Dillon Cooper
It all started when…
2023 was a milestone year for me because it marks 10 years since I began my journey toward the career and very way of life I have today. 2013 was the year I went back to school and fell in love with journalism and graphic design. It was also the year I met my first friend at Citrus, Dillon Cooper.
There is just a small group of people who were there at the very beginning of my career in art and graphic design—Dillon was one
I first met Dillon in the summer of 2013. I was 27, and miserable. I graduated high school in '03 and a decade later, I felt I had fallen so far behind most people my age that I felt like a total and complete failure.
I decided to enroll back at my local community college and sign up for the beginning journalism class, COM101—that's where I met Dillon. We both got enrolled at Citrus to write about the things we loved—he with sports and me with music. By the end of that summer semester, Dillon and I were pretty much the only ones from class who found ourselves at the orientation for the campus newspaper, the Citrus College Clarion.
Dillon was the first friend I made in this new phase of my life. The phase where I would eventually fall in love with print design, and creating exciting visual art.
When I eventually became the Editor-in-Chief Dillon was my first Managing Editor—my second in command. Anyone who has known me/worked with me long enough knows I can be exhausting and insufferable at times. However maniacal and frustrating I was in my pursuit of getting us a General Excellence award, Dillon was always that grounded and fun part of the Clarion that most people look back fondly on.
He always had a very chill, laid-back approach that was a perfect counter-balance to my neurotic, obsessive, and annoyingly meticulous style. He always reminded me to exhale and have fun with this thing we were involved in (I'll always treasure our "Rocket Frog" laughing fit!)
After our time at the Clarion, we drifted in different directions but stayed in touch as best we could when he was in town. He was so excited when I told him I had gotten the job as the Art Director for KCRW—he could not stop telling me how proud he was and how happy it made him to hear I had finally "made it." Our COM101 selves never would've/could’ve believed it.

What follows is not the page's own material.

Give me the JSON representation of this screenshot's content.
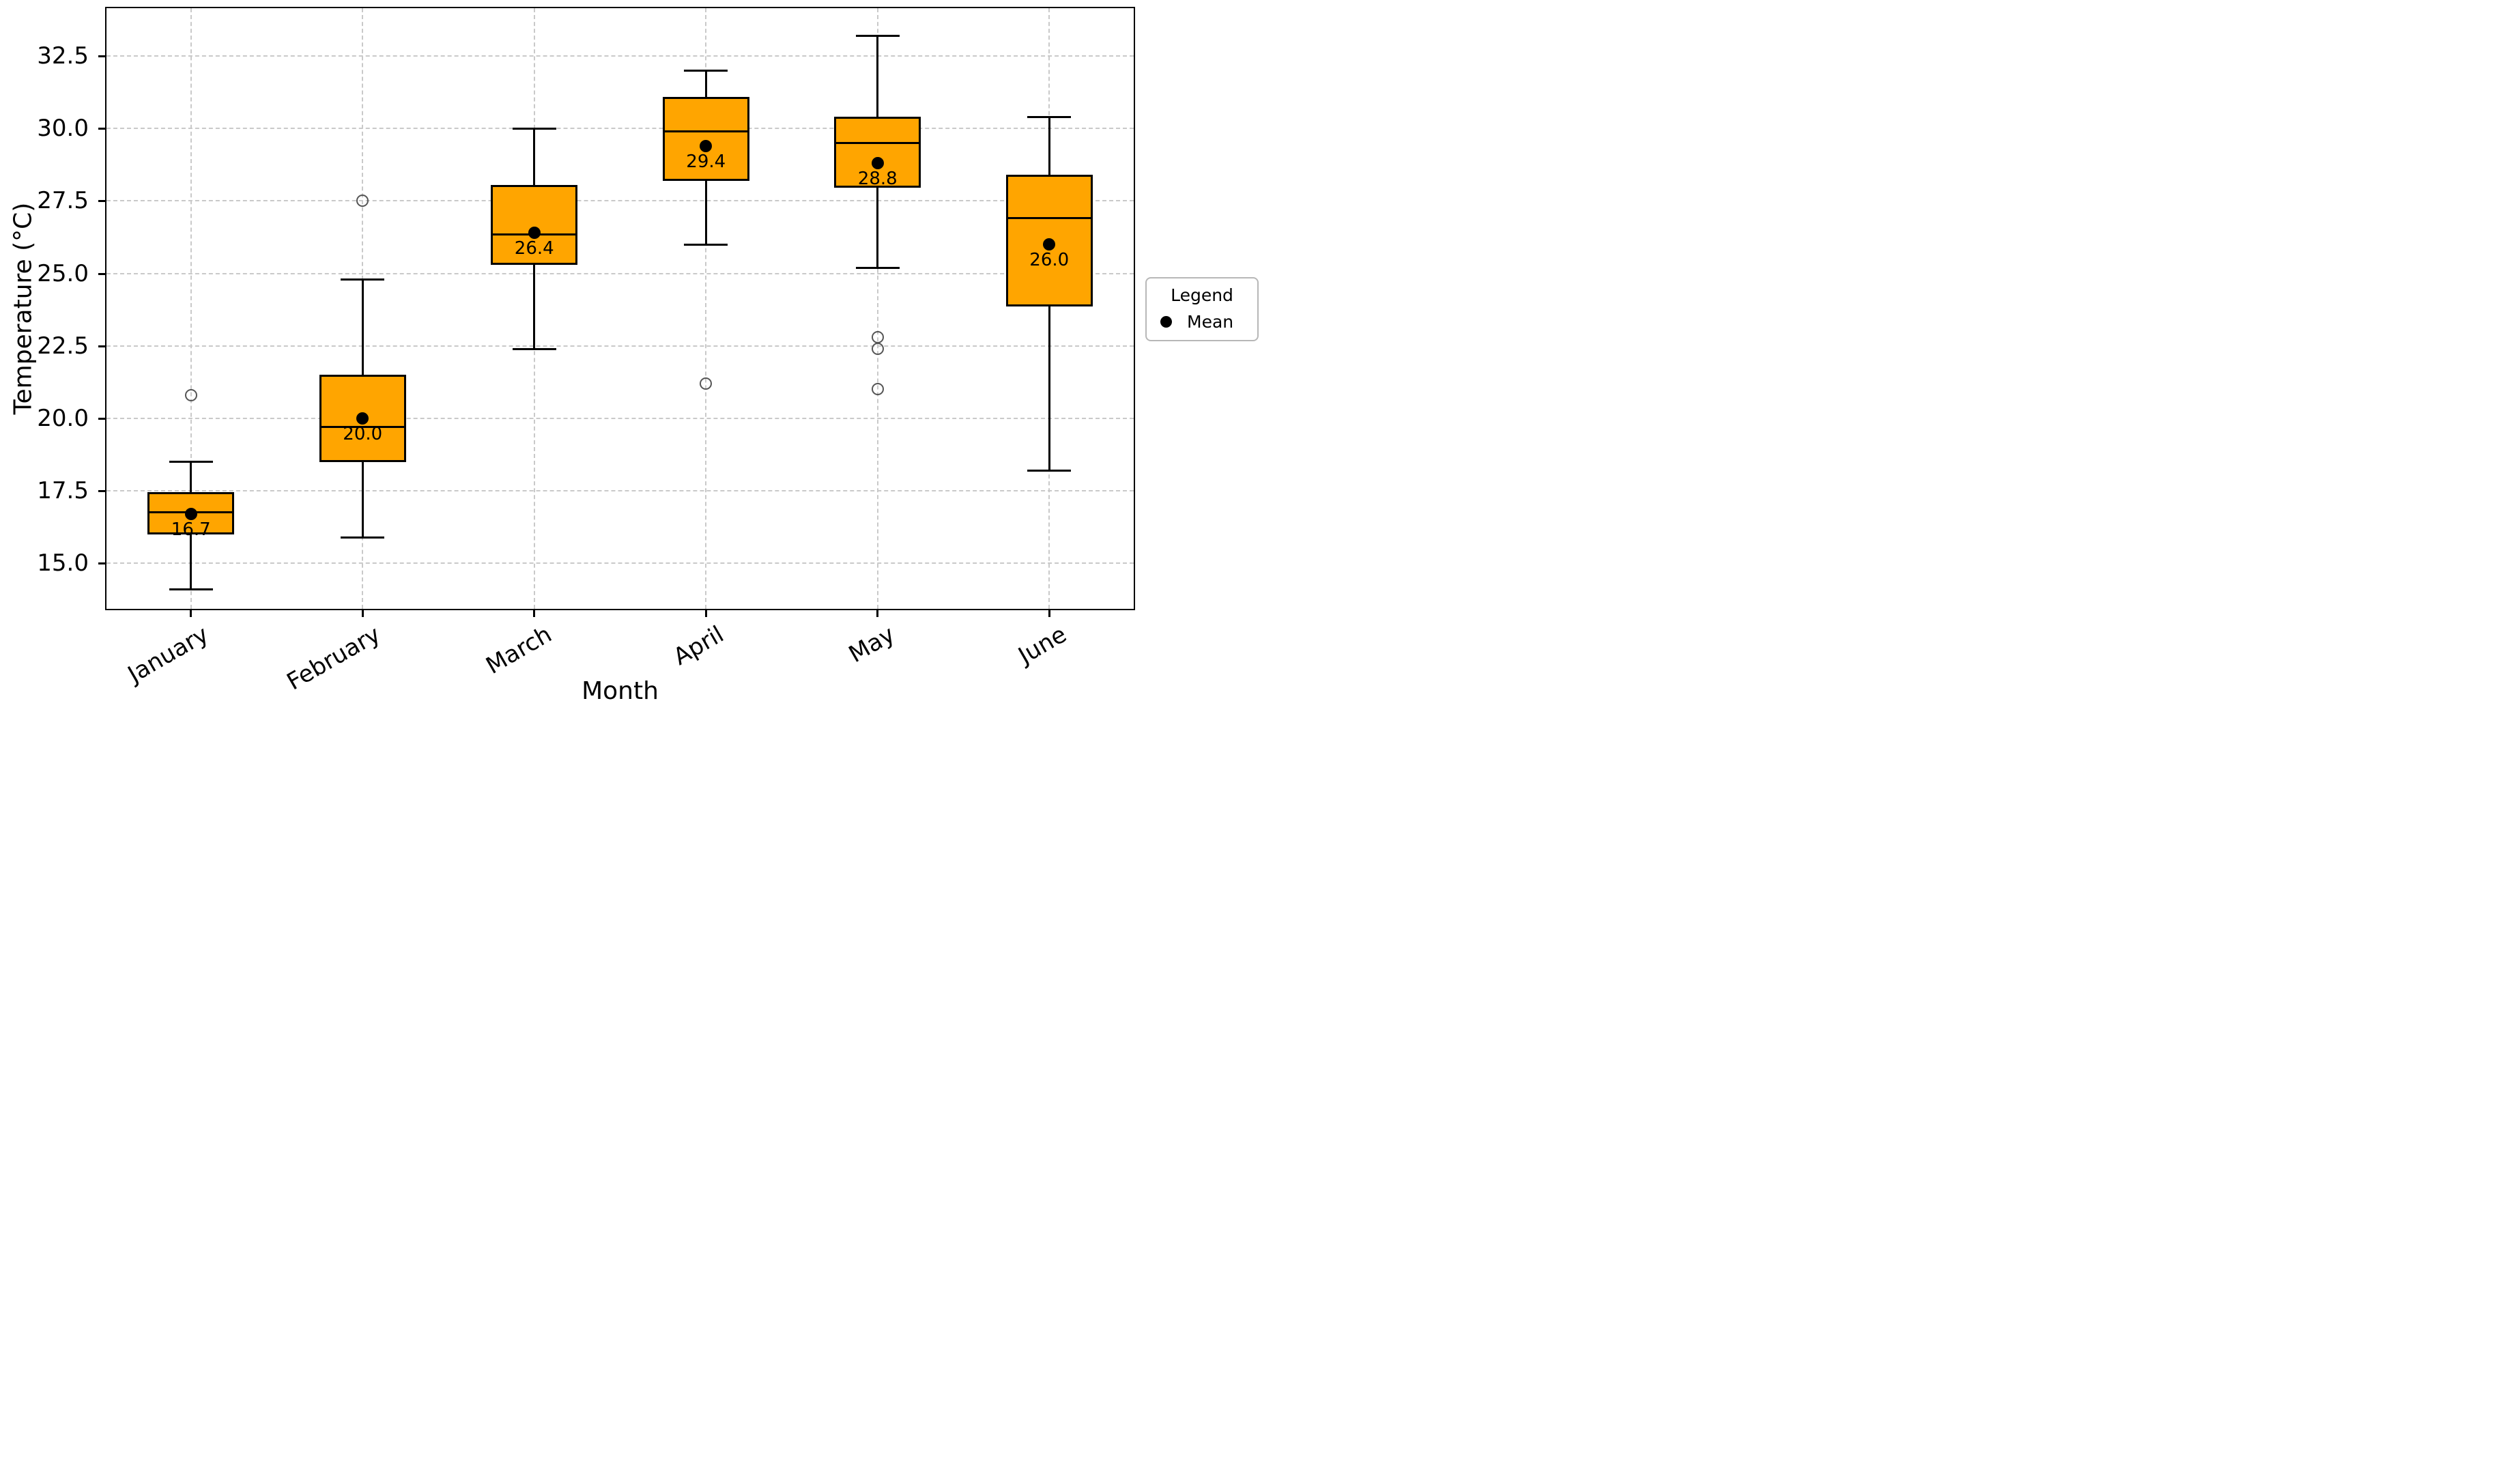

The night in June when I heard he had passed, I felt stunned. My heart sank. Since that night, there is not a day I don't think of him.

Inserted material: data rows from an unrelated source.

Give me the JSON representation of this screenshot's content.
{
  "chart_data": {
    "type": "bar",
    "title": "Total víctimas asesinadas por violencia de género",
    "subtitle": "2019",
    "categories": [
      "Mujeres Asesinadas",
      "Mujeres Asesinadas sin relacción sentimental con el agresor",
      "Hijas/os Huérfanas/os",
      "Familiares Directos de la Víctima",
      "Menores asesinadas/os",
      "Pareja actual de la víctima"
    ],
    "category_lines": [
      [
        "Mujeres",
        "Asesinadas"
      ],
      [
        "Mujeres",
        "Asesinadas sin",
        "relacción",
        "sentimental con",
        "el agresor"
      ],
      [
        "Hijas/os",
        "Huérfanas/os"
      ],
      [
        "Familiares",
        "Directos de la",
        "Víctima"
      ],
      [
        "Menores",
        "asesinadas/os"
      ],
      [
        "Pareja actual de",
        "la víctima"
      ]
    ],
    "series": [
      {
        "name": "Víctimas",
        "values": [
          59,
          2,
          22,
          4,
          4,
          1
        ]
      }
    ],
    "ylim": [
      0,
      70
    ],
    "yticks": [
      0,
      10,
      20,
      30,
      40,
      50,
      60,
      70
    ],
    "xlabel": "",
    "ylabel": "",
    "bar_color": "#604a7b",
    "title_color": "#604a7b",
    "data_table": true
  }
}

There have been nights since when I’ll sit in a booth at The Continental (our mutually favorite local dive) and imagine we’re having an exchange.
He’s laughing his big hearty laugh, hands covering his face as he lets out a long exaggerated “ BROOOOOOO” at the fact that it took him dying to get me to write something about our time in COM101 and the paths our lives took as a result of taking that summer class together. He always wanted me to get back into writing. He scans over these words, laughing and calling me dramatic but also appreciating that I’m writing from the heart about how special of a time those years at Citrus were and how fortunate I am to be doing what I do and to have made a career from it.

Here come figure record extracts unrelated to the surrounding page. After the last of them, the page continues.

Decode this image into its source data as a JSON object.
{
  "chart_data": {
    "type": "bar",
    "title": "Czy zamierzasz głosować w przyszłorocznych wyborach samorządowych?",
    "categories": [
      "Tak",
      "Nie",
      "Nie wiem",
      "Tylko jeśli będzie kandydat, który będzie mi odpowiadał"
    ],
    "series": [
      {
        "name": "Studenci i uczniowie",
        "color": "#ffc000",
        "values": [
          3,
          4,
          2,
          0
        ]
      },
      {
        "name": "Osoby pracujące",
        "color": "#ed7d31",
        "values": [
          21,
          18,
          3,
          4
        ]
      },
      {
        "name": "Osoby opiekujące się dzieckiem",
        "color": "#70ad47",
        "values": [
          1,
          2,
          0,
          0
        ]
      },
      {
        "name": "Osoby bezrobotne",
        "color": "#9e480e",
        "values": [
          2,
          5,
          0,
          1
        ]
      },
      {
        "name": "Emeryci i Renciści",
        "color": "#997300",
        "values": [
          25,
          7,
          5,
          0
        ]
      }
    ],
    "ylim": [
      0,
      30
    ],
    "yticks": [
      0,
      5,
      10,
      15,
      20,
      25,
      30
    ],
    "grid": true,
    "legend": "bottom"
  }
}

I'm convinced Dillon could've been an incredible sports writer. It came to him so naturally, in a way that I had hoped music writing would’ve come to me in my early Citrus days. He wrote with such a passion for whatever—whether it was about the Dodgers or whatever Citrus teams were in season play—that you could feel in his words. You wouldn’t feel talked at or like it was some kid ranting about stats and scores.
As we are sitting there in the booth, I can imagine him
It's one of my biggest regrets that I didn't push to get him to write for theLAnd or the San Dimas Community Post at the time.